Mais en pratique, une hybride rechargeable est un objet technique sophistiqué. Et le risque le plus sous-estimé est peut-être celui-ci : l’utilisateur pense acheter de la simplicité, alors qu’il achète souvent de la complexité (charge, thermique, électronique de puissance, refroidissement, mises à jour, etc.).

« Le risque n’est pas forcément plus élevé : il est parfois moins visible, et plus multifactoriel. »


Conseils concrets pour les conducteurs d’hybrides (sans psychose)

Signaux faibles à ne pas ignorer

  • odeur de plastique/solvant, fumée, crépitements,
  • messages d’alerte batterie/charge,
  • comportement anormal en recharge (arrêts répétés, ventilation excessive),
  • traces de choc sous plancher (trottoir, objet sur la route).

Bonnes pratiques de charge et de stationnement

  • privilégier une prise/borne conforme et en bon état (câble non pincé, pas de multiprise),
  • éviter de recharger juste après un choc ou un passage violent sous caisse,
  • si rappel ou consigne constructeur : respecter strictement (ne plus charger, stationner dehors, etc.).

En cas de fumée ou départ de feu

  1. Évacuer immédiatement, s’éloigner.
  2. Appeler les secours (18 / 112).
  3. Ne pas tenter de jouer les héros : sur un feu de batterie, l’extinction « domestique » est rarement réaliste.

Vers des normes plus strictes : l’exemple chinois pourrait peser sur les PHEV

À l’horizon 1er juillet 2026, la Chine met en œuvre une exigence de type “No Fire, No Explosion” (norme GB 38031 dans sa version la plus récente selon les sources), visant à durcir radicalement les tests et performances sécurité des batteries.

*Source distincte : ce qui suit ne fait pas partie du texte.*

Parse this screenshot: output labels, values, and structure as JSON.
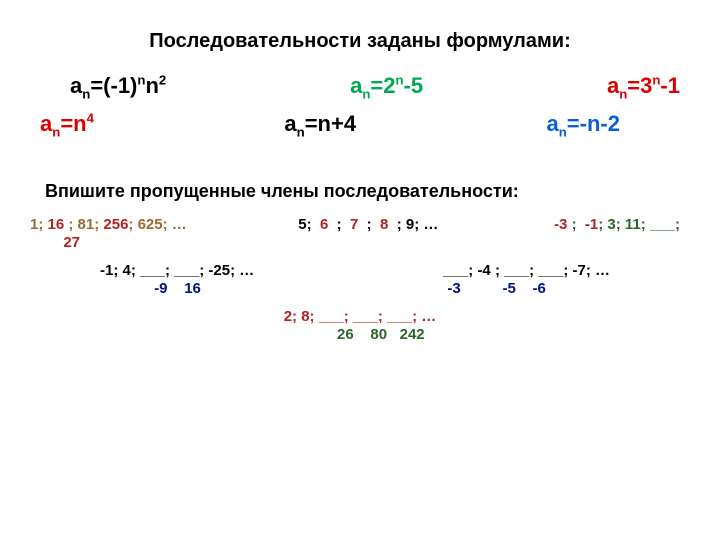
{
  "title": "Последовательности заданы формулами:",
  "formulas": {
    "f1": {
      "a": "a",
      "n": "n",
      "eq": "=(-1)",
      "exp1": "n",
      "mid": "n",
      "exp2": "2"
    },
    "f2": {
      "a": "a",
      "n": "n",
      "eq": "=2",
      "exp": "n",
      "tail": "-5"
    },
    "f3": {
      "a": "a",
      "n": "n",
      "eq": "=3",
      "exp": "n",
      "tail": "-1"
    },
    "f4": {
      "a": "a",
      "n": "n",
      "eq": "=n",
      "exp": "4"
    },
    "f5": {
      "a": "a",
      "n": "n",
      "eq": "=n+4"
    },
    "f6": {
      "a": "a",
      "n": "n",
      "eq": "=-n-2"
    }
  },
  "subtitle": "Впишите пропущенные члены последовательности:",
  "seq1": {
    "q": "1; ___; 81; ___; 625; …",
    "a1": "16",
    "a2": "256",
    "a3": "27",
    "colors": {
      "q": "#9c6a2f",
      "ans": "#b32222"
    }
  },
  "seq2": {
    "q": "5; ___; ___; ___; 9; …",
    "a1": "6",
    "a2": "7",
    "a3": "8",
    "colors": {
      "q": "#000000",
      "ans": "#b32222"
    }
  },
  "seq3": {
    "q": "___; ___; 3; 11; ___;",
    "a1": "-3",
    "a2": "-1",
    "colors": {
      "q": "#2a662a",
      "ans": "#b32222"
    }
  },
  "seq4": {
    "q": "-1; 4; ___; ___; -25; …",
    "a1": "-9",
    "a2": "16",
    "colors": {
      "q": "#000000",
      "ans": "#00137f"
    }
  },
  "seq5": {
    "q": "___; -4 ; ___; ___; -7; …",
    "a1": "-3",
    "a2": "-5",
    "a3": "-6",
    "colors": {
      "q": "#000000",
      "ans": "#00137f"
    }
  },
  "seq6": {
    "q": "2; 8; ___; ___; ___; …",
    "a1": "26",
    "a2": "80",
    "a3": "242",
    "colors": {
      "q": "#b32222",
      "ans": "#2a662a"
    }
  }
}
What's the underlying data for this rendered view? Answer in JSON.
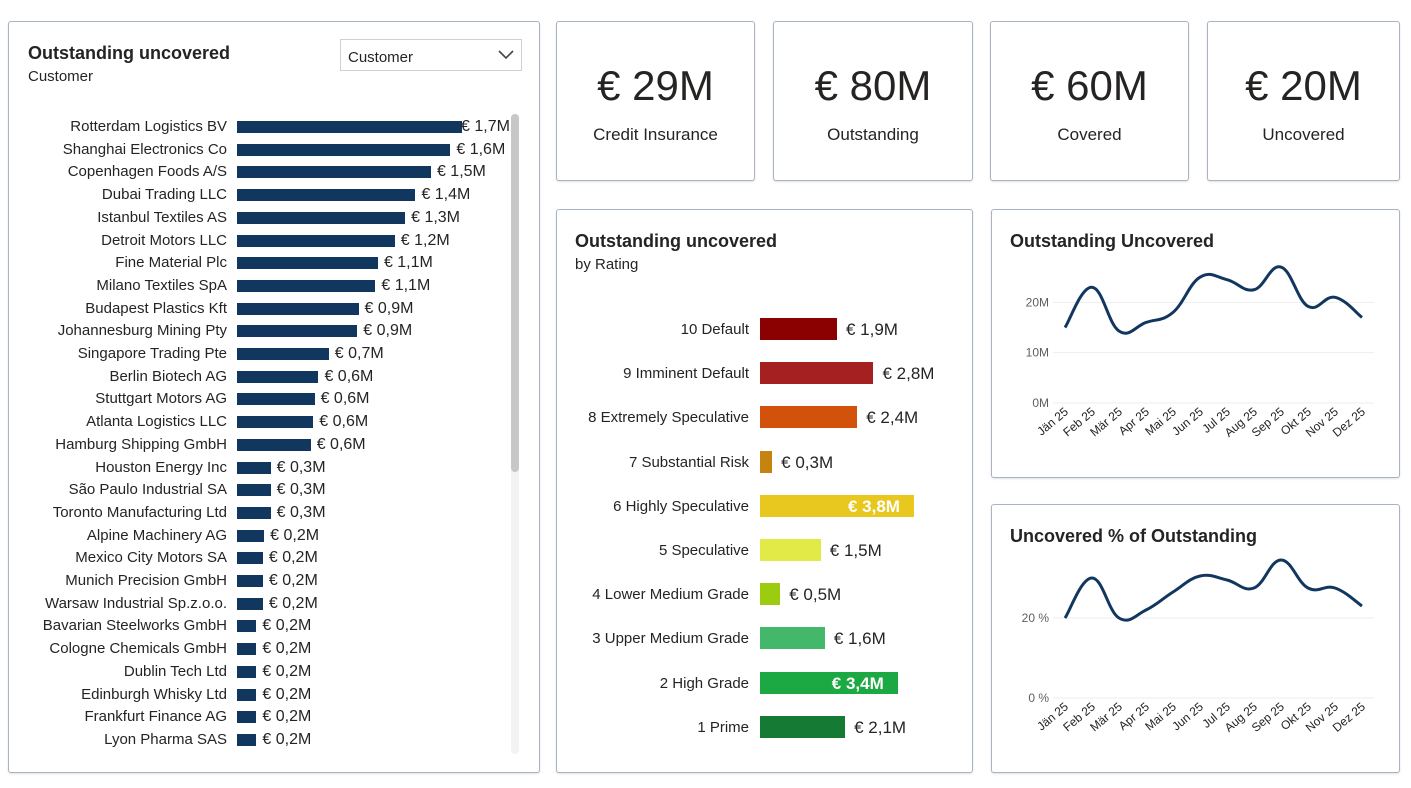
{
  "kpis": [
    {
      "value": "€ 29M",
      "label": "Credit Insurance"
    },
    {
      "value": "€ 80M",
      "label": "Outstanding"
    },
    {
      "value": "€ 60M",
      "label": "Covered"
    },
    {
      "value": "€ 20M",
      "label": "Uncovered"
    }
  ],
  "customer_panel": {
    "title": "Outstanding uncovered",
    "subtitle": "Customer",
    "dropdown_value": "Customer"
  },
  "rating_panel": {
    "title": "Outstanding uncovered",
    "subtitle": "by Rating"
  },
  "line1_panel": {
    "title": "Outstanding Uncovered"
  },
  "line2_panel": {
    "title": "Uncovered % of Outstanding"
  },
  "colors": {
    "bar": "#12375f",
    "line": "#12375f",
    "rating": [
      "#8b0000",
      "#a52020",
      "#d2520c",
      "#c58410",
      "#e8c81e",
      "#e2ea48",
      "#9ccc10",
      "#44b86a",
      "#1ca842",
      "#147a34"
    ]
  },
  "chart_data": [
    {
      "type": "bar",
      "orientation": "horizontal",
      "title": "Outstanding uncovered",
      "subtitle": "Customer",
      "categories": [
        "Rotterdam Logistics BV",
        "Shanghai Electronics Co",
        "Copenhagen Foods A/S",
        "Dubai Trading LLC",
        "Istanbul Textiles AS",
        "Detroit Motors LLC",
        "Fine Material Plc",
        "Milano Textiles SpA",
        "Budapest Plastics Kft",
        "Johannesburg Mining Pty",
        "Singapore Trading Pte",
        "Berlin Biotech AG",
        "Stuttgart Motors AG",
        "Atlanta Logistics LLC",
        "Hamburg Shipping GmbH",
        "Houston Energy Inc",
        "São Paulo Industrial SA",
        "Toronto Manufacturing Ltd",
        "Alpine Machinery AG",
        "Mexico City Motors SA",
        "Munich Precision GmbH",
        "Warsaw Industrial Sp.z.o.o.",
        "Bavarian Steelworks GmbH",
        "Cologne Chemicals GmbH",
        "Dublin Tech Ltd",
        "Edinburgh Whisky Ltd",
        "Frankfurt Finance AG",
        "Lyon Pharma SAS"
      ],
      "values": [
        1.74,
        1.65,
        1.5,
        1.38,
        1.3,
        1.22,
        1.09,
        1.07,
        0.94,
        0.93,
        0.71,
        0.63,
        0.6,
        0.59,
        0.57,
        0.26,
        0.26,
        0.26,
        0.21,
        0.2,
        0.2,
        0.2,
        0.15,
        0.15,
        0.15,
        0.15,
        0.15,
        0.15
      ],
      "labels": [
        "€ 1,7M",
        "€ 1,6M",
        "€ 1,5M",
        "€ 1,4M",
        "€ 1,3M",
        "€ 1,2M",
        "€ 1,1M",
        "€ 1,1M",
        "€ 0,9M",
        "€ 0,9M",
        "€ 0,7M",
        "€ 0,6M",
        "€ 0,6M",
        "€ 0,6M",
        "€ 0,6M",
        "€ 0,3M",
        "€ 0,3M",
        "€ 0,3M",
        "€ 0,2M",
        "€ 0,2M",
        "€ 0,2M",
        "€ 0,2M",
        "€ 0,2M",
        "€ 0,2M",
        "€ 0,2M",
        "€ 0,2M",
        "€ 0,2M",
        "€ 0,2M"
      ],
      "unit": "€ M"
    },
    {
      "type": "bar",
      "orientation": "horizontal",
      "title": "Outstanding uncovered",
      "subtitle": "by Rating",
      "categories": [
        "10 Default",
        "9 Imminent Default",
        "8 Extremely Speculative",
        "7 Substantial Risk",
        "6 Highly Speculative",
        "5 Speculative",
        "4 Lower Medium Grade",
        "3 Upper Medium Grade",
        "2 High Grade",
        "1 Prime"
      ],
      "values": [
        1.9,
        2.8,
        2.4,
        0.3,
        3.8,
        1.5,
        0.5,
        1.6,
        3.4,
        2.1
      ],
      "labels": [
        "€ 1,9M",
        "€ 2,8M",
        "€ 2,4M",
        "€ 0,3M",
        "€ 3,8M",
        "€ 1,5M",
        "€ 0,5M",
        "€ 1,6M",
        "€ 3,4M",
        "€ 2,1M"
      ],
      "unit": "€ M"
    },
    {
      "type": "line",
      "title": "Outstanding Uncovered",
      "x": [
        "Jän 25",
        "Feb 25",
        "Mär 25",
        "Apr 25",
        "Mai 25",
        "Jun 25",
        "Jul 25",
        "Aug 25",
        "Sep 25",
        "Okt 25",
        "Nov 25",
        "Dez 25"
      ],
      "values": [
        15,
        23,
        14.3,
        16,
        18,
        25,
        24.5,
        22.5,
        27,
        19.2,
        21,
        17
      ],
      "yticks": [
        0,
        10,
        20
      ],
      "ytick_labels": [
        "0M",
        "10M",
        "20M"
      ],
      "ylim": [
        0,
        30
      ],
      "grid": true
    },
    {
      "type": "line",
      "title": "Uncovered % of Outstanding",
      "x": [
        "Jän 25",
        "Feb 25",
        "Mär 25",
        "Apr 25",
        "Mai 25",
        "Jun 25",
        "Jul 25",
        "Aug 25",
        "Sep 25",
        "Okt 25",
        "Nov 25",
        "Dez 25"
      ],
      "values": [
        20.0,
        30.0,
        20.0,
        22.0,
        26.5,
        30.5,
        29.5,
        27.5,
        34.5,
        27.5,
        27.5,
        23.0
      ],
      "yticks": [
        0,
        20
      ],
      "ytick_labels": [
        "0 %",
        "20 %"
      ],
      "ylim": [
        0,
        40
      ],
      "grid": true
    }
  ]
}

Même si le texte est centré sur l’électrification, il est susceptible d’impacter directement les hybrides rechargeables, qui utilisent des packs Li-ion proches de ceux des VE.

Pour l’industrie, cela pousse vers :

  • une meilleure isolation thermique et anti-propagation,
  • des BMS plus réactifs,
  • des chimies et designs réduisant l’inflammabilité,
  • des validations plus sévères (chocs, surcharge, courts-circuits, etc.).

Un incendie de voiture reste un événement rare, mais l’actualité rappelle que l’hybride – surtout rechargeable – n’est pas une « zone de confort » automatique face au risque. Entre cohabitation des systèmes, complexité de diagnostic et campagnes de rappel, la question n’est plus de savoir quelle techno « brûle le plus » en slogan, mais quelles architectures maîtrisent le mieux les scénarios extrêmes — et à quel rythme les normes, les constructeurs et les usages s’adaptent.